Read this story and see the heart of a real priest.
If you have never heard of Balmer Merlin, you have never been a resident of Baltimore, Maryland. It is not that the natives are in too much of a hurry to pronounce the t--that would be natural enough to New Yorkers--or to treat an or with the appropriate sound. What makes them say Balmer is simply that they are laid back: They see no reason to put consonant strain upon the tongue.
This trait is evident in that the purpose of a marble stoop is less for climbing to a front door than for settin'. Settin' is very much like sitting, but not if one sits up straight, or arches forward to muse like the Thinker. For settin' means sort-of-sitting, and doing so wholly without attitude. Baltimore has many other charms and grand local traditions. Among these are things innocent, and things (to use an old word) fond, in the most uninnocent way.
A Fond Thing
From the tenth floor of a building near the Inner Harbor, the office of an attorney for whom I do special work to supplement the not-quite-enough income of a Continuing Anglican priest, I see all the way to the hill where once stood Memorial Stadium. The stadium, the place where the Orioles won a couple of final World Series games, is gone. Gone too is the plaque that stood in the parking lot beyond the left field bleachers where, in 1966, landed the longest home run in city history, hit by one of my boyhood heroes, Frank Robinson.
What needed tearing down was not Memorial Stadium but one of the fond things in city tradition, a thing so fond to Balmer hearts that it has been given its own place in the town's unique canon of what many seem to regard as sacred tradition. In walking distance of the attorney's office is the corner of Baltimore and President Streets, that block of Baltimore Street known in many quarters of the world not simply as a city block, but as the Block. It is even celebrated by men in Paris, which about says it all.

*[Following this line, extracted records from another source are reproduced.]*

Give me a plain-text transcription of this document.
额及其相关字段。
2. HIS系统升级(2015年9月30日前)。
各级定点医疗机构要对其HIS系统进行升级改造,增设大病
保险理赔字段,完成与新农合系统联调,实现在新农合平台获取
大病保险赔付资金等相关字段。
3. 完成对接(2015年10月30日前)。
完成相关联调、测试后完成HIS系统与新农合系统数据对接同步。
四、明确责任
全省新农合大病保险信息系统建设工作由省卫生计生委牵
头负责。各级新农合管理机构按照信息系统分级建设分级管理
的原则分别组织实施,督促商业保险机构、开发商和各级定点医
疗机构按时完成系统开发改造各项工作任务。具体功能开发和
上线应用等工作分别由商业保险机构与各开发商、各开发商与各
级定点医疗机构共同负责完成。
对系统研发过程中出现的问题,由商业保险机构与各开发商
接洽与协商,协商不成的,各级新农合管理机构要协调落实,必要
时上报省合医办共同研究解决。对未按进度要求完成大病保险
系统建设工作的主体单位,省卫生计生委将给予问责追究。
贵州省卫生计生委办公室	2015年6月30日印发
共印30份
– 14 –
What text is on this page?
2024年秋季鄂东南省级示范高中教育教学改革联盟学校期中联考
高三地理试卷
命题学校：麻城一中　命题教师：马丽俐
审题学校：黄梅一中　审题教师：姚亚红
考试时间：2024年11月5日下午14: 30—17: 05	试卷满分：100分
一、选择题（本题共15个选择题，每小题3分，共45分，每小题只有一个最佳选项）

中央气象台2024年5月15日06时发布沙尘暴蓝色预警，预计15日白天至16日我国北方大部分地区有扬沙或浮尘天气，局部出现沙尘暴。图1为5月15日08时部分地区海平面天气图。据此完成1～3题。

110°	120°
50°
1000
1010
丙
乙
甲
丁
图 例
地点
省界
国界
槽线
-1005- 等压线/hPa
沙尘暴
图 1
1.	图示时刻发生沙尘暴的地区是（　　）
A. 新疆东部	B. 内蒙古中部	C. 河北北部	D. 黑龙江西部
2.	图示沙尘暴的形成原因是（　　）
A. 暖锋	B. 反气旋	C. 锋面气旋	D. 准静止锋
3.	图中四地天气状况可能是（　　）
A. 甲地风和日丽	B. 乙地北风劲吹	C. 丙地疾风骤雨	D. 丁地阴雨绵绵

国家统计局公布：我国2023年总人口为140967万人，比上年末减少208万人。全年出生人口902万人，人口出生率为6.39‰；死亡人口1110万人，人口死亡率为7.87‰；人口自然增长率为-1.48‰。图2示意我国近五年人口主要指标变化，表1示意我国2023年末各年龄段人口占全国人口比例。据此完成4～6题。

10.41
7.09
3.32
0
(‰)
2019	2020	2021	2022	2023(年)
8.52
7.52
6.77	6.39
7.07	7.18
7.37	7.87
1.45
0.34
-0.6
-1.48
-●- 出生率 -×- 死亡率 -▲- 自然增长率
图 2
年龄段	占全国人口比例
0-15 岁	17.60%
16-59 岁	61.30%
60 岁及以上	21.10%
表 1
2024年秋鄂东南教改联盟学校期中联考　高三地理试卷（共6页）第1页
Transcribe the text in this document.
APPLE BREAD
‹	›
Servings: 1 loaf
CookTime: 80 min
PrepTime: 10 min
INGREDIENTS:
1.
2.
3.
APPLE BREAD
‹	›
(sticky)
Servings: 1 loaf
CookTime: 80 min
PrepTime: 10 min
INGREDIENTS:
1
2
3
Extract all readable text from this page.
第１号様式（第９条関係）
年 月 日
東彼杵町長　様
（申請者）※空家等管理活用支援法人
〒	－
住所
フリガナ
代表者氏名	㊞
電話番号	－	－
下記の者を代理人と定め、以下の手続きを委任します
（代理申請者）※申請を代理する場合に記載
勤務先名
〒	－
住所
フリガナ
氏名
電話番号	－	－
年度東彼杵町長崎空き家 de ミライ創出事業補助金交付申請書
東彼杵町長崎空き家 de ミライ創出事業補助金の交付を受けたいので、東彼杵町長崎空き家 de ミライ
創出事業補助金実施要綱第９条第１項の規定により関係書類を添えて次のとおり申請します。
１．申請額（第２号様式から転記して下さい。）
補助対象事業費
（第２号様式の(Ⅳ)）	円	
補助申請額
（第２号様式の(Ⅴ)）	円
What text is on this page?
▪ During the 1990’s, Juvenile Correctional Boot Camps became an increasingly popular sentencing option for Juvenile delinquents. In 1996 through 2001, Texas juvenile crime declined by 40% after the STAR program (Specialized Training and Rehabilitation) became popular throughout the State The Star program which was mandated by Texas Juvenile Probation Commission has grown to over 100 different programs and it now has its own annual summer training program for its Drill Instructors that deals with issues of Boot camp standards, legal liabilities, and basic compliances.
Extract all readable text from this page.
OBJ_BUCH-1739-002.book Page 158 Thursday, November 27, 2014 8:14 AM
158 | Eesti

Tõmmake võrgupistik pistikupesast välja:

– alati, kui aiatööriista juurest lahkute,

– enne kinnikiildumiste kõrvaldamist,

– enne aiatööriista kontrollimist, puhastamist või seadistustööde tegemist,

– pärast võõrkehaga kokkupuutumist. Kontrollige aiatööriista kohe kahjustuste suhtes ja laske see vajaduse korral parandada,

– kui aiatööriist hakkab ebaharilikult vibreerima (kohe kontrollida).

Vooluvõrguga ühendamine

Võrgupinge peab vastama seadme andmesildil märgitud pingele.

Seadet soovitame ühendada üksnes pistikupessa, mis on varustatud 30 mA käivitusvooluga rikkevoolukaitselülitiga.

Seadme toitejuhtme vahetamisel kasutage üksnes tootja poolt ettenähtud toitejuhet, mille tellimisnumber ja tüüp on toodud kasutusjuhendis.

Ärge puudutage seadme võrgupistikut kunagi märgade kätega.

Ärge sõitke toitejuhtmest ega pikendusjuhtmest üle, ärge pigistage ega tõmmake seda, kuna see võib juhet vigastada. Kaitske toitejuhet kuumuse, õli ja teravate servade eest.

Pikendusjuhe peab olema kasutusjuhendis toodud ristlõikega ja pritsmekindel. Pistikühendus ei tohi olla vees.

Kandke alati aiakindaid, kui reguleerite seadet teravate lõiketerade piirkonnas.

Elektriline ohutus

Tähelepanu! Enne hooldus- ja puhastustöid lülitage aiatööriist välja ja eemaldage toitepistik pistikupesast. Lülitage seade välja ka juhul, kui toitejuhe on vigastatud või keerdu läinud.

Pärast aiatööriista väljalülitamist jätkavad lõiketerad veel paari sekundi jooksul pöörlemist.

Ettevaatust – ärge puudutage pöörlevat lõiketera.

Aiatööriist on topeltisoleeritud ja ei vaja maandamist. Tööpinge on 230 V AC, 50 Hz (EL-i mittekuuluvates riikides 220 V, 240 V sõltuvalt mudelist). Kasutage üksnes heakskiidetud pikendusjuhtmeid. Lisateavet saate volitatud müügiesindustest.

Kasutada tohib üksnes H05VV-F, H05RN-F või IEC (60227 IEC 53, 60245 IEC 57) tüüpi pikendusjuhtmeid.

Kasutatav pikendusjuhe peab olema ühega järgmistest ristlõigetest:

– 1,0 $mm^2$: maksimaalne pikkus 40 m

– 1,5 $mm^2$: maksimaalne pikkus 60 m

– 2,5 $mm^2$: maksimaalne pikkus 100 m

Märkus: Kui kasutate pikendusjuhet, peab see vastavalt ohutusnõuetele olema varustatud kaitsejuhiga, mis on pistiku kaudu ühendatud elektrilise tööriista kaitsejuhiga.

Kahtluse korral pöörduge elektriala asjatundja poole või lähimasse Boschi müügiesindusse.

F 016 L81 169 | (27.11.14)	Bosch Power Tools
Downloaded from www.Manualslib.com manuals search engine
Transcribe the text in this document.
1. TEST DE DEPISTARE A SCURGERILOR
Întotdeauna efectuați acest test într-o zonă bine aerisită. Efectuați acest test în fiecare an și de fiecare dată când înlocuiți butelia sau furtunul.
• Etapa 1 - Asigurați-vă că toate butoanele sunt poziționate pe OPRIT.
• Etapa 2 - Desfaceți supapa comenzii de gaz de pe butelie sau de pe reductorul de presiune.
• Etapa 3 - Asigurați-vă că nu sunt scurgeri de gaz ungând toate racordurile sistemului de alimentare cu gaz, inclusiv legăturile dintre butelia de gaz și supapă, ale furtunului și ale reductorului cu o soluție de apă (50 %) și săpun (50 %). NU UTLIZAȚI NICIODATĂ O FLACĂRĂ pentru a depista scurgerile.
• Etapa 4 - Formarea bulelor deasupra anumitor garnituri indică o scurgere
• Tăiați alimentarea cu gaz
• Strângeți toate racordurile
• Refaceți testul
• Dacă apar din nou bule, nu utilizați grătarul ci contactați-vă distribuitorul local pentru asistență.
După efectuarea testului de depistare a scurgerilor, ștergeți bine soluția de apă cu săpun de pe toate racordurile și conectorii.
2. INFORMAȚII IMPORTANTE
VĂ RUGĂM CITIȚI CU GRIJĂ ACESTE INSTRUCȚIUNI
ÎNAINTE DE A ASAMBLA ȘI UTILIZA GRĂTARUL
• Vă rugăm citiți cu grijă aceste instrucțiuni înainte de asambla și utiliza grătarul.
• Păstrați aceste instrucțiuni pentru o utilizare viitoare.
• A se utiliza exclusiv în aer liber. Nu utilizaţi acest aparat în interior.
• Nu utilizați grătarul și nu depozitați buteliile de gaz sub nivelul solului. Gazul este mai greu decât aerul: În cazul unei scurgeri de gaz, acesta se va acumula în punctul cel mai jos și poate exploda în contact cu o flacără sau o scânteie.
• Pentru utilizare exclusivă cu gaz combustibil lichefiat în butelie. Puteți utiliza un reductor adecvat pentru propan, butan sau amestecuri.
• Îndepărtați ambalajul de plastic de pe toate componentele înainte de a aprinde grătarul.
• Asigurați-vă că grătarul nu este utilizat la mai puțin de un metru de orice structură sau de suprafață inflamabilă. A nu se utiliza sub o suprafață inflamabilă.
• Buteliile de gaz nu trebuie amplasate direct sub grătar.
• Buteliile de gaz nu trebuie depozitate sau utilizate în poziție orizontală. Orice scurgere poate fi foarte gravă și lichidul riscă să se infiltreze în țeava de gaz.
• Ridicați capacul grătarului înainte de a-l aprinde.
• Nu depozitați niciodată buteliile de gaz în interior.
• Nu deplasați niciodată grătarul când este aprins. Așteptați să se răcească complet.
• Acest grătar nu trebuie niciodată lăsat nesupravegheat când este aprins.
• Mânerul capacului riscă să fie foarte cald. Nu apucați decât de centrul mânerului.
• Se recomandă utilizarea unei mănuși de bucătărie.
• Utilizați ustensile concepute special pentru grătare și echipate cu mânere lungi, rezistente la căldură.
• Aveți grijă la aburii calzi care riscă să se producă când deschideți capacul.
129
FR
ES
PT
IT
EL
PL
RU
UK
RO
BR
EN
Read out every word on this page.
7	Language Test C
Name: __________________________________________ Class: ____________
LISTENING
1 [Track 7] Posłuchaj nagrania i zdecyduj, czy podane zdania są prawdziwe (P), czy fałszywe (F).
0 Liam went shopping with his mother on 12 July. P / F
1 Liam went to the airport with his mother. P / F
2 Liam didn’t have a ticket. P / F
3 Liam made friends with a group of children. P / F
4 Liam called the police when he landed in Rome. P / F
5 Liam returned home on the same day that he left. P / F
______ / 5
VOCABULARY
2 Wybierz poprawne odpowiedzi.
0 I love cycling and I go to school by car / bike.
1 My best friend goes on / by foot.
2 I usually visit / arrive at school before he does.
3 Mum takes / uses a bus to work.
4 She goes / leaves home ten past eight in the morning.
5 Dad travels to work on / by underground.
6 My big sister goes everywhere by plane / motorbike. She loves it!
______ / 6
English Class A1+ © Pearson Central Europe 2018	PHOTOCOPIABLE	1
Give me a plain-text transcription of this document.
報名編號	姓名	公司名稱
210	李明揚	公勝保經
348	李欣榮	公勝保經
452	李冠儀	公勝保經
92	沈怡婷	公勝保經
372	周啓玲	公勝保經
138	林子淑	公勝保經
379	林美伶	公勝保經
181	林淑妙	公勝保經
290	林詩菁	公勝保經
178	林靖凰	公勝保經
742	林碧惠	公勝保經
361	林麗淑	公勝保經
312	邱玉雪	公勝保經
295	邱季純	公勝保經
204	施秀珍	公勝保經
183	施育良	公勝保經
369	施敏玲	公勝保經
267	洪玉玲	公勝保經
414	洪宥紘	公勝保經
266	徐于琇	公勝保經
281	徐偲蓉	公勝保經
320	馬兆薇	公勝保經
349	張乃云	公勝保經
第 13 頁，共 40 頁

Once, when I was in this attorney's office, he asked me if I could make inquiries in an establishment on the Block about a girl who strips there. His firm specializes in helping uninsured hospital patients obtain eligibility for the Medical Assistance program (known in some states as Medicaid). I declined to be seen entering such an establishment, reminding him that I am a clergyman. "Oh, of course," he said. Besides, employers on the Block do not keep the kind of records we need for the Social Service caseworkers.
The case was given to me anyway; I am very used to working with such clients to obtain Medical Assistance for them. The girls are young, rather pathetic, addicted to heroin, and thanks to their urgency to get a fix with any available needle, infected with HIV. I have gotten to know many of these young women, once they give consent. Indeed, from their medical records I have known them quite intimately.